The final issue of Tom Strong
Towards the end of Tom Strong, Alan Moore stopped writing the title and it was handed to a series of guest writers who each did one issue or one arc, including Brian Vaughan, Geoff Johns, Ed Brubaker, and even Michael Moorcock. Moore returned for the final issue though, to give his characters their proper send-off.
This issue has a significance within Moore's oeuvre. When it came out, Moore's work on all the other ABC titles had already wrapped up. As such, this was not only his farewell to Tom Strong but to the ABC line and mainstream comics, as well (as he's made clear in interview's that he's washed his hands of that scene).
It's a real delight. If only all swan songs could be this elegant and graceful.
At the end of the issue, we jump ahead to some point in 2005, when Tom's hosting the official opening of his Stronghold's newest wing, featuring statues of those closest to him. Check out all the cameos in the backgrounds!

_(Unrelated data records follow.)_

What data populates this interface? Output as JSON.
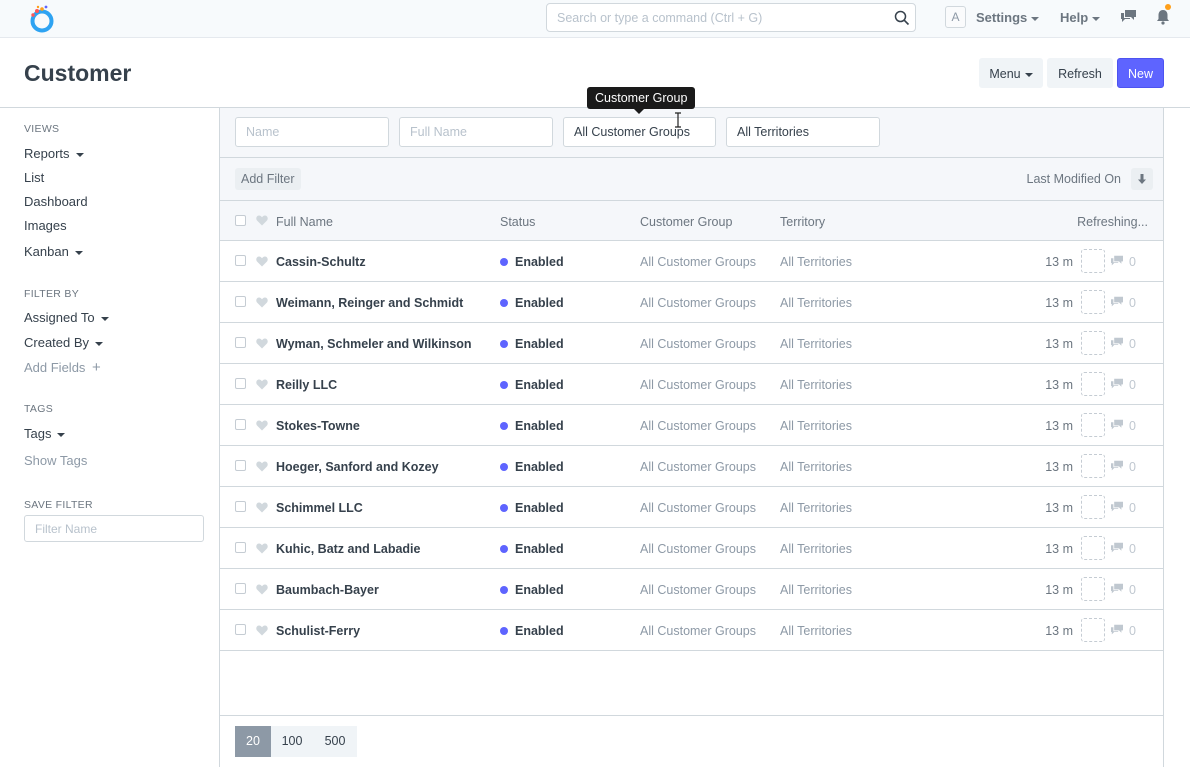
{
  "navbar": {
    "search_placeholder": "Search or type a command (Ctrl + G)",
    "avatar_letter": "A",
    "settings_label": "Settings",
    "help_label": "Help",
    "notification_dot_color": "#ff9f1a"
  },
  "page": {
    "title": "Customer",
    "menu_label": "Menu",
    "refresh_label": "Refresh",
    "new_label": "New",
    "accent_color": "#5e64ff"
  },
  "sidebar": {
    "views_heading": "VIEWS",
    "views": [
      "Reports",
      "List",
      "Dashboard",
      "Images",
      "Kanban"
    ],
    "filter_heading": "FILTER BY",
    "assigned_to": "Assigned To",
    "created_by": "Created By",
    "add_fields": "Add Fields",
    "tags_heading": "TAGS",
    "tags": "Tags",
    "show_tags": "Show Tags",
    "save_filter_heading": "SAVE FILTER",
    "filter_name_placeholder": "Filter Name"
  },
  "filters": {
    "name_placeholder": "Name",
    "full_name_placeholder": "Full Name",
    "customer_group_value": "All Customer Groups",
    "territory_value": "All Territories",
    "add_filter_label": "Add Filter",
    "sort_label": "Last Modified On"
  },
  "tooltip": "Customer Group",
  "list": {
    "columns": {
      "full_name": "Full Name",
      "status": "Status",
      "customer_group": "Customer Group",
      "territory": "Territory",
      "refreshing": "Refreshing..."
    },
    "rows": [
      {
        "name": "Cassin-Schultz",
        "status": "Enabled",
        "group": "All Customer Groups",
        "territory": "All Territories",
        "modified": "13 m",
        "comments": "0"
      },
      {
        "name": "Weimann, Reinger and Schmidt",
        "status": "Enabled",
        "group": "All Customer Groups",
        "territory": "All Territories",
        "modified": "13 m",
        "comments": "0"
      },
      {
        "name": "Wyman, Schmeler and Wilkinson",
        "status": "Enabled",
        "group": "All Customer Groups",
        "territory": "All Territories",
        "modified": "13 m",
        "comments": "0"
      },
      {
        "name": "Reilly LLC",
        "status": "Enabled",
        "group": "All Customer Groups",
        "territory": "All Territories",
        "modified": "13 m",
        "comments": "0"
      },
      {
        "name": "Stokes-Towne",
        "status": "Enabled",
        "group": "All Customer Groups",
        "territory": "All Territories",
        "modified": "13 m",
        "comments": "0"
      },
      {
        "name": "Hoeger, Sanford and Kozey",
        "status": "Enabled",
        "group": "All Customer Groups",
        "territory": "All Territories",
        "modified": "13 m",
        "comments": "0"
      },
      {
        "name": "Schimmel LLC",
        "status": "Enabled",
        "group": "All Customer Groups",
        "territory": "All Territories",
        "modified": "13 m",
        "comments": "0"
      },
      {
        "name": "Kuhic, Batz and Labadie",
        "status": "Enabled",
        "group": "All Customer Groups",
        "territory": "All Territories",
        "modified": "13 m",
        "comments": "0"
      },
      {
        "name": "Baumbach-Bayer",
        "status": "Enabled",
        "group": "All Customer Groups",
        "territory": "All Territories",
        "modified": "13 m",
        "comments": "0"
      },
      {
        "name": "Schulist-Ferry",
        "status": "Enabled",
        "group": "All Customer Groups",
        "territory": "All Territories",
        "modified": "13 m",
        "comments": "0"
      }
    ]
  },
  "paging": {
    "options": [
      "20",
      "100",
      "500"
    ],
    "selected": "20"
  }
}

Has anyone here read Geoff Klock's book How to Read Superhero Comics and Why? He argues that Tom Strong is a deconstruction of superhero comics, like Watchmen, only performed so subtly and slyly that most of the readers have the wool pulled over their eyes. That if you read between the lines, you'll see how Tom Strong is really a horrible fascist, only all the characters are blind to it. Personally, I find his arguments to be specious and quite a stretch. For example, he says that the very first line of the series being the phrase "holy socks" is Moore's way of signaling that he's attempting to wash the dirty laundry (socks being part of laundry) that's accumulated in the superhero genre. The whole essay read very much like a case of a reader drawing his conclusion beforehand.
I think this issue pretty firmly puts the kibosh on his claim. The series ends with both the characters and the narrative still viewing Tom as every bit the hero. While there's such a thing as unreliable narrators, I think it's pretty clear, especially if you've read Promethea, that Moore doesn't intend post-enlightenment humanity to be unreliable.